In the broad advertising campaign last summer, sponsored by groups allied with those who organized the D.C. conference, homosexuals were portrayed as sick and in need of therapy. The notion that homosexuality was involuntary was dismissed, with Starr-like certainty, as a violation of "the truth." The Senate majority leader, Trent Lott, said that homosexuals were guilty not of a public crime, but of a private "sin." Again, The Standard had pioneered this politics, routinely decrying any public destigmatization of homosexuals, and calling, in one article in late 1996, for the "reaffirmation by states of a sodomy law" that would imprison gay men for private sex as a counterstrike against the threat of same-sex marriage.

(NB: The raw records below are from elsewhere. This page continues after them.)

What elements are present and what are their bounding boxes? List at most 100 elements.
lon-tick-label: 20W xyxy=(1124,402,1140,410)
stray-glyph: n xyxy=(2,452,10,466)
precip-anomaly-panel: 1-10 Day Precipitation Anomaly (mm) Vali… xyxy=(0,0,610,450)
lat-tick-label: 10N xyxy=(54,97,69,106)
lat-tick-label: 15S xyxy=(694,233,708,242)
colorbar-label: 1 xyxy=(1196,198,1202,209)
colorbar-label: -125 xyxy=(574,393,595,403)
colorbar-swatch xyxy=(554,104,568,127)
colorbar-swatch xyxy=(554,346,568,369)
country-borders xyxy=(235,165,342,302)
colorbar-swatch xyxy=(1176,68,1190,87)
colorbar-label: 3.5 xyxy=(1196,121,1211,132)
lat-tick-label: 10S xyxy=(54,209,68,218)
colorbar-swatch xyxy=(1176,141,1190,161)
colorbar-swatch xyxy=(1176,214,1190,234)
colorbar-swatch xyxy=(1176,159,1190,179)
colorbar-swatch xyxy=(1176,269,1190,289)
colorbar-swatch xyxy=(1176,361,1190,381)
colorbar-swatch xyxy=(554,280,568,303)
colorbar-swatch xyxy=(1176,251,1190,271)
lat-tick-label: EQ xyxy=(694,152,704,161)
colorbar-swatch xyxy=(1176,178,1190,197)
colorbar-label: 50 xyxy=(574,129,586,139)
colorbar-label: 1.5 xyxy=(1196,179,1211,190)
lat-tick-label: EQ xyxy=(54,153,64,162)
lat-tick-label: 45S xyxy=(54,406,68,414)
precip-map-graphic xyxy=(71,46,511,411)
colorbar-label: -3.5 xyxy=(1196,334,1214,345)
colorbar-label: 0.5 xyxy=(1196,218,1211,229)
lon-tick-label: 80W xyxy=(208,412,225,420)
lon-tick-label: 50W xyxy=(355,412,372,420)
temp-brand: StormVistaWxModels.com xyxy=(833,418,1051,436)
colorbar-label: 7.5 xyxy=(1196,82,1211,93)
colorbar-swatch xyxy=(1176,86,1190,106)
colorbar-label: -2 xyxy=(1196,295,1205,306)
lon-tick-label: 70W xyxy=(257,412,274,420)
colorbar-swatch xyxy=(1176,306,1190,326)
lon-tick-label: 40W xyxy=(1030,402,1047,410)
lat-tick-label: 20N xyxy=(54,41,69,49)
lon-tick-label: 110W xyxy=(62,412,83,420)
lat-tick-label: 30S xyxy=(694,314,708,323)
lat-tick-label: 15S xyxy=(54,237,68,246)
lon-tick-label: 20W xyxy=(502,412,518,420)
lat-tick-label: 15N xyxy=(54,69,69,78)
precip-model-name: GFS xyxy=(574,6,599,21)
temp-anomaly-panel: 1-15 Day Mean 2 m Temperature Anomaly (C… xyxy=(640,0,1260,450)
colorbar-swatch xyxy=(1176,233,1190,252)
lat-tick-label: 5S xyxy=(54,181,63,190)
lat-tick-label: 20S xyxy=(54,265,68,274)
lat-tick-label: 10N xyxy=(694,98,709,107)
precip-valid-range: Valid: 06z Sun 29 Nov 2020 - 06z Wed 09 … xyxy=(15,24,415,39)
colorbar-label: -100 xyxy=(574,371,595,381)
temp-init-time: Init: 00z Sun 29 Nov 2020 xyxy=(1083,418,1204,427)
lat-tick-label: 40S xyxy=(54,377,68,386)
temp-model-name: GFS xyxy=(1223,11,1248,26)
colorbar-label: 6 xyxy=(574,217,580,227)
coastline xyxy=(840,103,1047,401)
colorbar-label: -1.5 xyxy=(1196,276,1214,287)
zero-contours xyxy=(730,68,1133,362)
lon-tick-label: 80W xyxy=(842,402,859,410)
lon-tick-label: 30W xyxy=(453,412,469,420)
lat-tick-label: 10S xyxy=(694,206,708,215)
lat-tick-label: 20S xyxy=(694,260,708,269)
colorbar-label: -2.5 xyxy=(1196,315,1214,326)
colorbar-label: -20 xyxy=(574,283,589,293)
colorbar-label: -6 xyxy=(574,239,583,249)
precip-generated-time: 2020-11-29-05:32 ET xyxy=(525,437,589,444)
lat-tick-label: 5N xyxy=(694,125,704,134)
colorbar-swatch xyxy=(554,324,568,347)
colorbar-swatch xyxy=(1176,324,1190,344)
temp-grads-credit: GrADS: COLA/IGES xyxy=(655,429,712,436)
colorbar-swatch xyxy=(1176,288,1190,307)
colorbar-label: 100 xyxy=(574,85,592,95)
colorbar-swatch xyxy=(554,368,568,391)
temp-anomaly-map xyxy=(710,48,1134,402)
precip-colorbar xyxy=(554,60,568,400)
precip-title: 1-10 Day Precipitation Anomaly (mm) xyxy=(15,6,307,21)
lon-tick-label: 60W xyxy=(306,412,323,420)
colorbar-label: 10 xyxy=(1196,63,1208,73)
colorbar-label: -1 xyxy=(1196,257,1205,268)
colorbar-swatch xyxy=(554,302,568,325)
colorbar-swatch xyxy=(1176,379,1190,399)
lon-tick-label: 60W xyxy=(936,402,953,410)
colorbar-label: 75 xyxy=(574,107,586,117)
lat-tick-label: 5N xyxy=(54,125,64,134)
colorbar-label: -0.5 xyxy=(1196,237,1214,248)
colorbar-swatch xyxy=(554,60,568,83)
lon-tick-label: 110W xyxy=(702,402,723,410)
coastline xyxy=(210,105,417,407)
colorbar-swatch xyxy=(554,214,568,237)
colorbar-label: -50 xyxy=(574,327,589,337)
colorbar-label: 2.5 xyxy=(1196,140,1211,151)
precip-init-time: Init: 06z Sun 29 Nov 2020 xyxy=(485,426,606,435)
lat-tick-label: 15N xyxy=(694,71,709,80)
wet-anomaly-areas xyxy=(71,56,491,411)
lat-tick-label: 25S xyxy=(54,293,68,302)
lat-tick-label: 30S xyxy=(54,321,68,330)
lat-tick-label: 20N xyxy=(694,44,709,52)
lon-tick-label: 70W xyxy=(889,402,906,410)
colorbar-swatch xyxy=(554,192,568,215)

THE WEEKLY STANDARD'S OBSESSION WITH THE Lewinsky scandal and homosexuality may seem an odd conjunction of issues, but the joint cru-sades have uncanny echoes in the halls of Congress. So Representative Bob Barr was the pioneer of the Defense of Marriage Act, and the author of the first resolution to impeach the President. And Trent Lott, while leading the charge against the President's immorality in recent weeks, also insured that the nomination of James Hormel as U.S. Ambassador to Luxemhourg was held up purely because of Hormel's homosexuality. And among the most aggressive supporters of impeachment - the Housejudiciary Committee members Charles T. Canady and Bob Inglis, for example - have been the most virulently hostile to gay rights in the current Congress.


(Andrew Sullivan, "The Scolds", NYT Magazine, 10/11/98)

Actually, Rev. Pilch, it's good that you've chosen to grace us with the orthodox views of "mainstream conservatism" on the subject these days, such as it is. On the integrity in politics front, the prominence of your views in conservative circles might pass unnoticed otherwise. I compliment you on the service you're performing for us here.